I Like to Move It

09 March 2006

Coming from Amsterdam, the Netherlands to Barcelona, Spain: The Cheat's anecdotal guide to moving to Spain for do-it-yourselfers.

Moving is quite possibly the worst thing about changing country.  You have made the decision to pick up the stakes and head into pastures unknown, you’ve got some money, you have a plan, maybe you are really sorted and have a job, working papers and a home complete with a cat waiting for you… but you still have to get your stuff over here.  Packing is one thing, but actually organizing the move and shipping can be daunting enough to convince many to give up and just start over buying everything as you need it.

This need not be the case, as I will demonstrate.  Now let me lay down a quick condition before I launch into this bit: if your move includes a corporate compensation package with relocation, then stop reading this now, you lucky bastard.  I’m talking to the rest of the great unwashed (us) that have to do this without of the benefit of staff or budget.  It can be done by the usual means of a reputable shipping company and then coughing up the funds, but I am talking to the do-it-yourselfer in all of us.  Yup, I’m talking about loading up a van, grabbing your passport, stocking up on foreign snacks at a gas station and heading into the sunset on the open highway.  Its not just moving, it’s a kind of forced road trip allowing you to feel the distance and see where it is you are actually moving to (in this case, Spain).

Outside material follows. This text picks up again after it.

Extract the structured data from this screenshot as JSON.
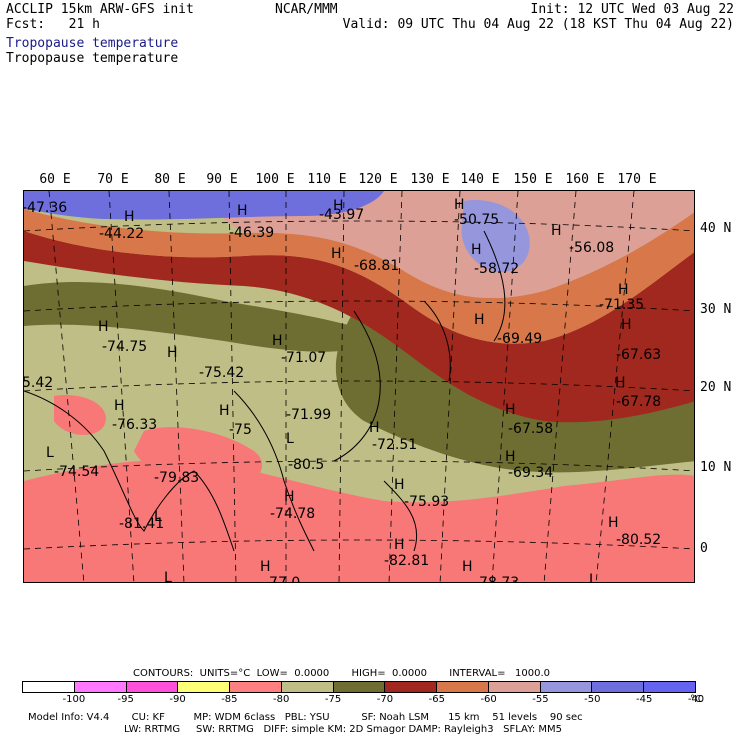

Of course this applies only to those within ground transport range of Spain, which is surprisingly a lot of countries on three different continents.  I shuffled down from Holland, but if you are in Lagos, have the time and patience for overlanding across Africa then go for it.  Just watch out for the landmines in Sudan.  I wholeheartedly endorse this type of move because climbing out of a Ryanair 737 in your new country of residence, and having several burly men magically drop off your old life the next day isn’t the right way to start your new life.  It lacks romance and drama.  Being lost on a National Road in middle of France at 3 am with a rental van that’s due back in 12 hours has all the drama you need to make a grand entrance into the Spanish experience.  Clearly, and again, I am speaking from personal experience here. 

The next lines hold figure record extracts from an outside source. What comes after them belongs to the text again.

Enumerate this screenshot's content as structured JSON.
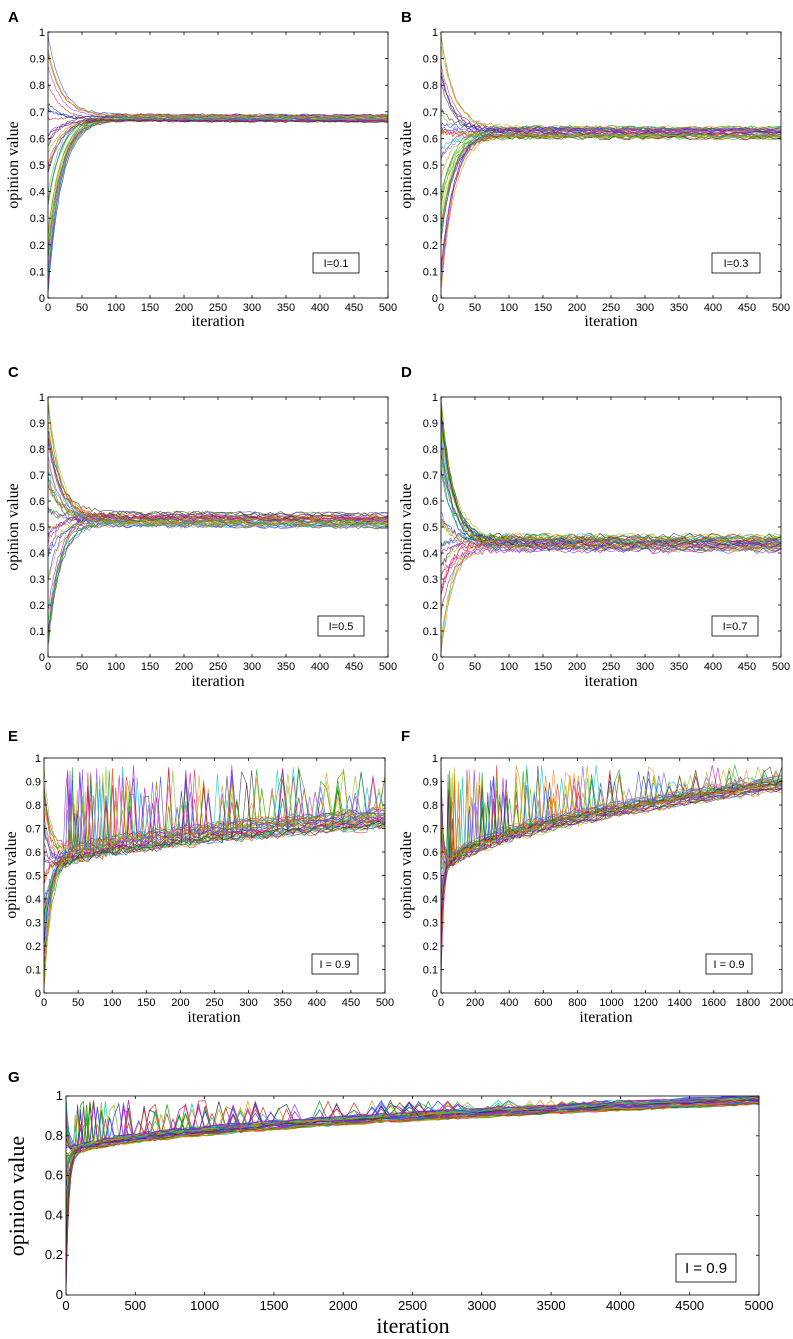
{
  "chart_data": [
    {
      "panel": "A",
      "type": "line",
      "xlabel": "iteration",
      "ylabel": "opinion value",
      "xlim": [
        0,
        500
      ],
      "ylim": [
        0,
        1
      ],
      "xticks": [
        0,
        50,
        100,
        150,
        200,
        250,
        300,
        350,
        400,
        450,
        500
      ],
      "yticks": [
        0,
        0.1,
        0.2,
        0.3,
        0.4,
        0.5,
        0.6,
        0.7,
        0.8,
        0.9,
        1
      ],
      "legend": "I=0.1",
      "legend_position": "bottom-right",
      "series_description": "many agents converging",
      "consensus": {
        "converge_iteration": 60,
        "level": 0.68,
        "level_end": 0.675,
        "spread": 0.012
      },
      "initial_range": [
        0,
        1
      ]
    },
    {
      "panel": "B",
      "type": "line",
      "xlabel": "iteration",
      "ylabel": "opinion value",
      "xlim": [
        0,
        500
      ],
      "ylim": [
        0,
        1
      ],
      "xticks": [
        0,
        50,
        100,
        150,
        200,
        250,
        300,
        350,
        400,
        450,
        500
      ],
      "yticks": [
        0,
        0.1,
        0.2,
        0.3,
        0.4,
        0.5,
        0.6,
        0.7,
        0.8,
        0.9,
        1
      ],
      "legend": "I=0.3",
      "legend_position": "bottom-right",
      "consensus": {
        "converge_iteration": 60,
        "level": 0.625,
        "level_end": 0.62,
        "spread": 0.02
      },
      "initial_range": [
        0,
        1
      ]
    },
    {
      "panel": "C",
      "type": "line",
      "xlabel": "iteration",
      "ylabel": "opinion value",
      "xlim": [
        0,
        500
      ],
      "ylim": [
        0,
        1
      ],
      "xticks": [
        0,
        50,
        100,
        150,
        200,
        250,
        300,
        350,
        400,
        450,
        500
      ],
      "yticks": [
        0,
        0.1,
        0.2,
        0.3,
        0.4,
        0.5,
        0.6,
        0.7,
        0.8,
        0.9,
        1
      ],
      "legend": "I=0.5",
      "legend_position": "bottom-right",
      "consensus": {
        "converge_iteration": 55,
        "level": 0.535,
        "level_end": 0.525,
        "spread": 0.025
      },
      "initial_range": [
        0,
        1
      ]
    },
    {
      "panel": "D",
      "type": "line",
      "xlabel": "iteration",
      "ylabel": "opinion value",
      "xlim": [
        0,
        500
      ],
      "ylim": [
        0,
        1
      ],
      "xticks": [
        0,
        50,
        100,
        150,
        200,
        250,
        300,
        350,
        400,
        450,
        500
      ],
      "yticks": [
        0,
        0.1,
        0.2,
        0.3,
        0.4,
        0.5,
        0.6,
        0.7,
        0.8,
        0.9,
        1
      ],
      "legend": "I=0.7",
      "legend_position": "bottom-right",
      "consensus": {
        "converge_iteration": 55,
        "level": 0.44,
        "level_end": 0.435,
        "spread": 0.03
      },
      "initial_range": [
        0,
        1
      ]
    },
    {
      "panel": "E",
      "type": "line",
      "xlabel": "iteration",
      "ylabel": "opinion value",
      "xlim": [
        0,
        500
      ],
      "ylim": [
        0,
        1
      ],
      "xticks": [
        0,
        50,
        100,
        150,
        200,
        250,
        300,
        350,
        400,
        450,
        500
      ],
      "yticks": [
        0,
        0.1,
        0.2,
        0.3,
        0.4,
        0.5,
        0.6,
        0.7,
        0.8,
        0.9,
        1
      ],
      "legend": "I = 0.9",
      "legend_position": "bottom-right",
      "consensus": {
        "converge_iteration": 30,
        "level": 0.53,
        "level_end": 0.74,
        "spread": 0.04
      },
      "spikes": {
        "max": 0.97
      },
      "initial_range": [
        0,
        1
      ]
    },
    {
      "panel": "F",
      "type": "line",
      "xlabel": "iteration",
      "ylabel": "opinion value",
      "xlim": [
        0,
        2000
      ],
      "ylim": [
        0,
        1
      ],
      "xticks": [
        0,
        200,
        400,
        600,
        800,
        1000,
        1200,
        1400,
        1600,
        1800,
        2000
      ],
      "yticks": [
        0,
        0.1,
        0.2,
        0.3,
        0.4,
        0.5,
        0.6,
        0.7,
        0.8,
        0.9,
        1
      ],
      "legend": "I = 0.9",
      "legend_position": "bottom-right",
      "consensus": {
        "converge_iteration": 40,
        "level": 0.5,
        "level_end": 0.89,
        "spread": 0.03
      },
      "spikes": {
        "max": 0.97
      },
      "initial_range": [
        0,
        1
      ]
    },
    {
      "panel": "G",
      "type": "line",
      "xlabel": "iteration",
      "ylabel": "opinion value",
      "xlim": [
        0,
        5000
      ],
      "ylim": [
        0,
        1
      ],
      "xticks": [
        0,
        500,
        1000,
        1500,
        2000,
        2500,
        3000,
        3500,
        4000,
        4500,
        5000
      ],
      "yticks": [
        0,
        0.2,
        0.4,
        0.6,
        0.8,
        1
      ],
      "legend": "I = 0.9",
      "legend_position": "bottom-right",
      "consensus": {
        "converge_iteration": 60,
        "level": 0.7,
        "level_end": 0.98,
        "spread": 0.02
      },
      "spikes": {
        "max": 0.98
      },
      "initial_range": [
        0,
        1
      ]
    }
  ],
  "colors": [
    "#1f3fff",
    "#00a000",
    "#e02020",
    "#00c0c0",
    "#c000c0",
    "#c0a000",
    "#303030",
    "#7fbf00",
    "#ff8000",
    "#8040ff"
  ]
}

I rented a white Ford Transit from the friendly folks at Totcar in Barcelona, and having made sure I got unlimited miles, took off for Amsterdam in a cloud of diesel fumes.  Two days of hellish driving later I arrived in time for a wild night out on the town (to help take the edge off of two days in a Transit) and then plopped into bed.  Five or six hours later I picked my brother up from the airport, loaded up the remains of my life there from the storage unit where it was in hibernation, and headed back for Barcelona.  We talked animatedly through most of Belgium and then more seriously into Paris, but by about 2 or 3 in the morning conversation was pretty weak.  We took turns at the wheel and played some old tapes my brother brought for the occasion with the idea that we’d make it to Spain in one shot.

We did, and I’ll never forget watching the brilliant sunrise over the Med, the gradual warming of the air, or the feeling of triumph as we parked in front of my new apartment at 7am.  I felt moved.  I was ready to start fresh.  Unpacking was not a chore after that kind of trip, it had become part of the moving ritual.  I knew where I was now because I had dragged my life along with me like a pilgrim, had a laugh, saved some money and gained a treasured memory.  So how do you say U-Haul in Spanish?